Cette question de fixer des règles spécifiques liées au prix du livre n'est ni limitée à la France, ni daté de seulement trois décennies. L'idée de fixation d'un prix unique a vu le jour bien avant 1981, ce que nous rappellent les auteurs en évoquant le concept de " prix conseillé ", apparu dès la fin du XVIIIe siècle, remis en question dans les années 1960 car perçu comme une entrave à la concurrence. Pourtant, à partir des années 1970, l'apparition de la Fnac et de sa politique de prix au rabais menaçant la survie des librairies conduit à un débat public qui prend à l'époque une grande importance, jusqu'à aboutir à la " Loi Lang " dont il est question dans notre ouvrage. D'un point de vue géographique, un tableau intitulé " Prix unique et taxation des livres dans le monde " (p. 38-39) nous montre que, même si le débat français est particulièrement intense, " le livre fait dans la plupart des pays l'objet l'objet d'un traitement réglementaire de faveur, illustré [...] par l'imposition quasi générale d'un taux de TVA réduit. " (p. 37).

Le livre est généralement considéré comme un bien à part, pour trois principales raisons : " bien d'expérience ", son succès commercial est par essence imprévisible, et les outils destinés à évaluer celui-ci en amont sont peu efficaces. De plus, la brièveté de son cycle de vie, combinée au nombre considérable de titres existants, a pour effet une concentration des ventes sur un nombre restreint d'ouvrages, rendant primordiale la question de l'accès du consommateur à des sources d'information sur les titres disponibles. Un tel marché mérite donc d'être appréhendé et traité de manière adaptée : c'est à cette préoccupation que répond la loi sur le prix unique.

" [...] Le prix unique n'a mérité ni l'excès d'honneur ni l'indignité dont le débat publique l'a chargé " (p. 13), est-il affirmé dans l'introduction.
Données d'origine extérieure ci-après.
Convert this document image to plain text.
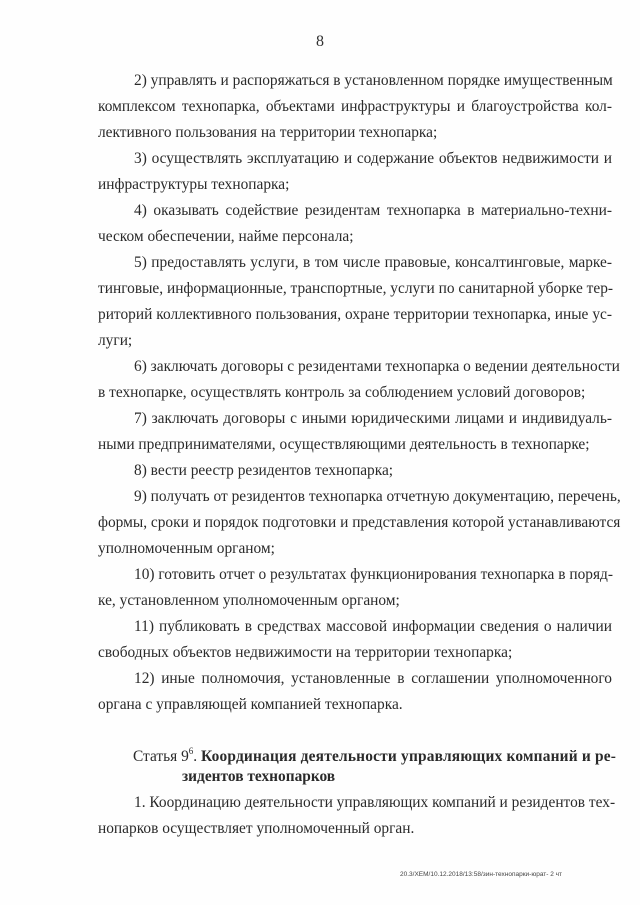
8
2) управлять и распоряжаться в установленном порядке имущественным
комплексом технопарка, объектами инфраструктуры и благоустройства кол-
лективного пользования на территории технопарка;
3) осуществлять эксплуатацию и содержание объектов недвижимости и
инфраструктуры технопарка;
4) оказывать содействие резидентам технопарка в материально-техни-
ческом обеспечении, найме персонала;
5) предоставлять услуги, в том числе правовые, консалтинговые, марке-
тинговые, информационные, транспортные, услуги по санитарной уборке тер-
риторий коллективного пользования, охране территории технопарка, иные ус-
луги;
6) заключать договоры с резидентами технопарка о ведении деятельности
в технопарке, осуществлять контроль за соблюдением условий договоров;
7) заключать договоры с иными юридическими лицами и индивидуаль-
ными предпринимателями, осуществляющими деятельность в технопарке;
8) вести реестр резидентов технопарка;
9) получать от резидентов технопарка отчетную документацию, перечень,
формы, сроки и порядок подготовки и представления которой устанавливаются
уполномоченным органом;
10) готовить отчет о результатах функционирования технопарка в поряд-
ке, установленном уполномоченным органом;
11) публиковать в средствах массовой информации сведения о наличии
свободных объектов недвижимости на территории технопарка;
12) иные полномочия, установленные в соглашении уполномоченного
органа с управляющей компанией технопарка.
Статья $9^6$. Координация деятельности управляющих компаний и ре-
зидентов технопарков
1. Координацию деятельности управляющих компаний и резидентов тех-
нопарков осуществляет уполномоченный орган.
20.3/ХЕМ/10.12.2018/13:58/зин-технопарки-юрат- 2 чт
C'est ce que démontre l'analyse dès la première partie, où l'observation des statistiques du marché du livre des années 1960 à aujourd'hui mène à une remise en cause du caractère inflationniste du prix unique, qui ne serait pas le principal responsable de la relative augmentation du prix du livre. Au fil de leur démonstration, les auteurs poussent plus loin les comparaisons de notre système avec ceux mis en place par les autres pays européens, montrant que contrairement aux idées reçues, le prix unique ne semble pas avoir de conséquences majeures sur le niveau des prix de vente des livres, mais plutôt un effet " redistributif " (baisse des prix des best-sellers, augmentation du prix des titres à faibles ventes) favorisant la concentration des ventes sur une petite quantité de titres. Une autre idée reçue remise en cause, notamment à travers une comparaison avec la situation du Royaume-Uni et des pays nordiques, est l'idée selon laquelle le prix unique du livre serait la condition sine qua non de la préservation des librairies de détails. Si le réseau de librairies en France est resté stable depuis 1981, cette activité reste peu rentable, et selon les auteurs, le prix unique " a probablement permis le maintien d'un certain nombre de petites librairies indépendantes, mais gêné le déploiement de grands réseaux de librairies à même d'offrir des assortiments plus larges et plus profonds " (p. 57). 

Quand l'analyse se penche sur un autre des buts fondamentaux du prix unique, la préservation d'une offre diversifiée et de qualité, le même constat mitigé est fait quant à son efficacité : la diversité (en termes de quantité) de l'offre éditoriale est aujourd'hui une caractéristique du marché, qui est présente indépendamment du prix du livre. En effet, l'augmentation du nombre de titres est constante, en raison de la tendance des éditeurs à publier le plus de titres possible afin d'augmenter leurs chances de produire un best-seller dont le succès palliera la faible rentabilité d'autres titres. Quant à la notion de " qualité ", elle est si floue et subjective qu'il est très difficile de l'évaluer. 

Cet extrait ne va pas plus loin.